I had time before my train was due so I walked over the rugby pitches to the main road, crossed over and had a look round Hanley Park. I'm a great believer in urban parks as wildlife oases though they tend to be most productive in late Winter and Spring. Still, this time of year anything can be anywhere, especially young birds on their first migrations, and don't look don't see. In the event the small birds were very thin on the ground, or in the bushes. A gaggle of Canada geese knew which were the best benches for the best views of the lake and stationed themselves accordingly. A crowd of mallards loafed under trees, mute swans and coots cruised the lake, moorhens rummaged on the banks and magpies rummaged on the lawns. An unspectacular visit perhaps but reassuring in its way.

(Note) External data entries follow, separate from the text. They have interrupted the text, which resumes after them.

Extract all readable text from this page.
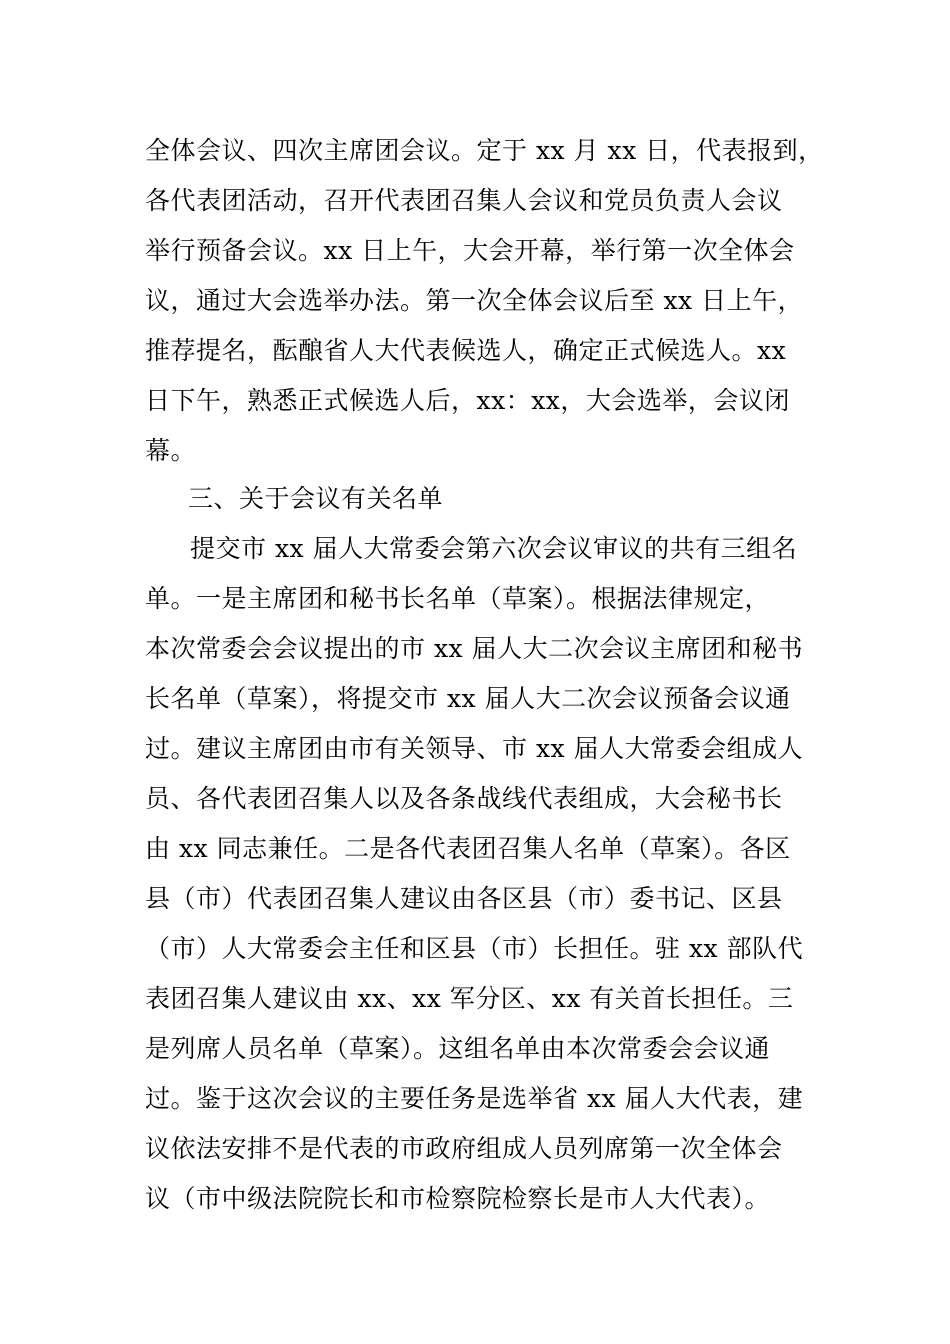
全体会议、四次主席团会议。定于 xx 月 xx 日，代表报到，
各代表团活动，召开代表团召集人会议和党员负责人会议
举行预备会议。xx 日上午，大会开幕，举行第一次全体会
议，通过大会选举办法。第一次全体会议后至 xx 日上午，
推荐提名，酝酿省人大代表候选人，确定正式候选人。xx
日下午，熟悉正式候选人后，xx：xx，大会选举，会议闭
幕。
三、关于会议有关名单
提交市 xx 届人大常委会第六次会议审议的共有三组名
单。一是主席团和秘书长名单（草案）。根据法律规定，
本次常委会会议提出的市 xx 届人大二次会议主席团和秘书
长名单（草案），将提交市 xx 届人大二次会议预备会议通
过。建议主席团由市有关领导、市 xx 届人大常委会组成人
员、各代表团召集人以及各条战线代表组成，大会秘书长
由 xx 同志兼任。二是各代表团召集人名单（草案）。各区
县（市）代表团召集人建议由各区县（市）委书记、区县
（市）人大常委会主任和区县（市）长担任。驻 xx 部队代
表团召集人建议由 xx、xx 军分区、xx 有关首长担任。三
是列席人员名单（草案）。这组名单由本次常委会会议通
过。鉴于这次会议的主要任务是选举省 xx 届人大代表，建
议依法安排不是代表的市政府组成人员列席第一次全体会
议（市中级法院院长和市检察院检察长是市人大代表）。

It had clouded over so it wasn't surprising that it started raining soon after the train passed through Etruria (the station trains never stopped at now being a figment of history). The rain got heavier at Alsager and the sky was black at Crewe. Sandbach Flashes were off the agenda. I checked the trains and the weather. Chelford was off the agenda, too. I'd be best sitting on the train counting the woodpigeons in the fields on the train back to Manchester then go on from there. Despite the weather there were plenty of woodpigeons, crows and rooks along the way. The surprise of the day was a red kite floating its way overhead just before Wilmslow.

The train had a long stopover out of the pouring rain at Manchester Airport (if you ever wonder why the journey between Styal and Heald Green, two miles away, takes twenty minutes). I looked at the options and concluded it wouldn't be a bad idea to get the train home from Manchester, get a pot of tea and something to eat and then head out for a second outing. And it wouldn't have been a bad idea had the train home from Oxford Road been cancelled with the next one due an hour and a half later. I looked at the options and byconceded defeat. I made my way home as best could and arrived about a quarter of an hour earlier than if I'd sat at Oxford Road for an hour and a half.

[1] A Northern Explorer 55 West. I think the code is N5W.